One suggestion could be to avoid the runtime costs by building the lookup data structure at compile time.
Switch
Using switch expression could move building the lookup data structure to compile time. C# compiler generates a decision tree to find the right parsing method based on the generic type parameter. Using switch expressions with Type Pattern Matching could an excellent tool. However, as only the return type of the method is generic, the C# 12 language does not allow pattern matching on this generic type parameter.

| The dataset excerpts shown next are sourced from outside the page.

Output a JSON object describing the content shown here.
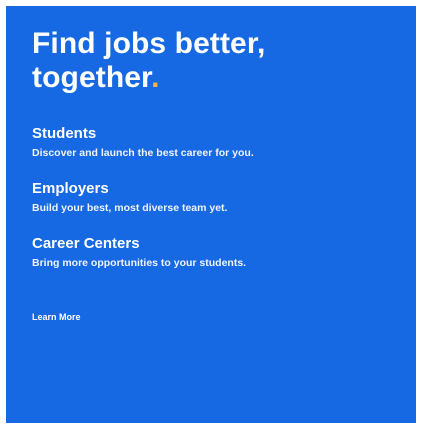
{
  "colors": {
    "panel_background": "#1769e3",
    "text": "#ffffff",
    "accent": "#f5b53a"
  },
  "hero": {
    "headline_line1": "Find jobs better,",
    "headline_line2": "together",
    "headline_punct": "."
  },
  "sections": [
    {
      "title": "Students",
      "description": "Discover and launch the best career for you."
    },
    {
      "title": "Employers",
      "description": "Build your best, most diverse team yet."
    },
    {
      "title": "Career Centers",
      "description": "Bring more opportunities to your students."
    }
  ],
  "cta": {
    "learn_more_label": "Learn More"
  }
}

This means using the switch expression over the generic type parameter is not a feasible solution. Instead, the code could look up the name of the type with reflection and use switch statements build a decision tree based on the first character of the type name:
private static T? GetSwitch<T>(Dictionary<string, string> headers, string name) { var value = headers[name]; var tn = typeof(T).Name; object? temp = null; switch (tn[0]) { case 'C' when typeof(T) == typeof(CacheControlHeaderValue): temp = ParseCacheControlHeaderValue; break; case 'C' when typeof(T) == typeof(ContentDispositionHeaderValue): temp = ParseCacheContentDispositionHeaderValue; break; // Other cases } // Invokking the parser // returning the results }
Once the switch decides on the branch, we still need to compare the actual type of the generic type parameter with the known parser type. Otherwise, we would not be able to distinguish CacheControlHeaderValue
and ContentDispositionHeaderValue
or someone could create a type with the same name and different namespace. Also notice that switch statement uses a named method ParseCacheControlHeaderValue as a delegate instead of an anonymous method. This allows us to refer to the parser methods at compile time by its name.
If-Else
A suggestion has been raised by the .NET team to simply the proposal above by using if-else branches that compare actual type of the generic type parameter with the known types. This suggestion turns out to be beneficial for performance. The sample below shows the idea for the suggested code structure:
private static T? GetByTypeCast<T>(Dictionary<string, string> headers, string name) { var value = headers[name].ToString(); if (typeof(T) == typeof(CacheControlHeaderValue)) { return (T?)(object?)ParseCacheControlHeaderValue(value); } else if (typeof(T) == typeof(ContentDispositionHeaderValue)) { return (T?)(object?)ParseCacheContentDispositionHeaderValue(value); } // Other cases
Using the double casting is unavoidable to make the C# 12 compiler happy. More precisely it is avoidable only when the method delegates (like ParseCacheControlHeaderValue) are casted to Func<string, T>
before at the callsite.
Comparison
The codebase refers to 9 known parsers. Most of these parsers return a reference type result, except two parsers that return DateTime
and long
value. In .NET 8 the JIT got smarter and even in Tier 0 it can apply dead code elimination. Given the JIT compiles separate code for generic value types, but the same canon for reference types, it can eliminate some of the branches of the method in question. For example, invoking the method GetByTypeCast with a long
type parameter GetByTypeCast<long>(...)
will only contain the parsing logic for the case that handles the long
return types. Similarly, invoking GetByTypeCast<CacheControlHeaderValue>(...)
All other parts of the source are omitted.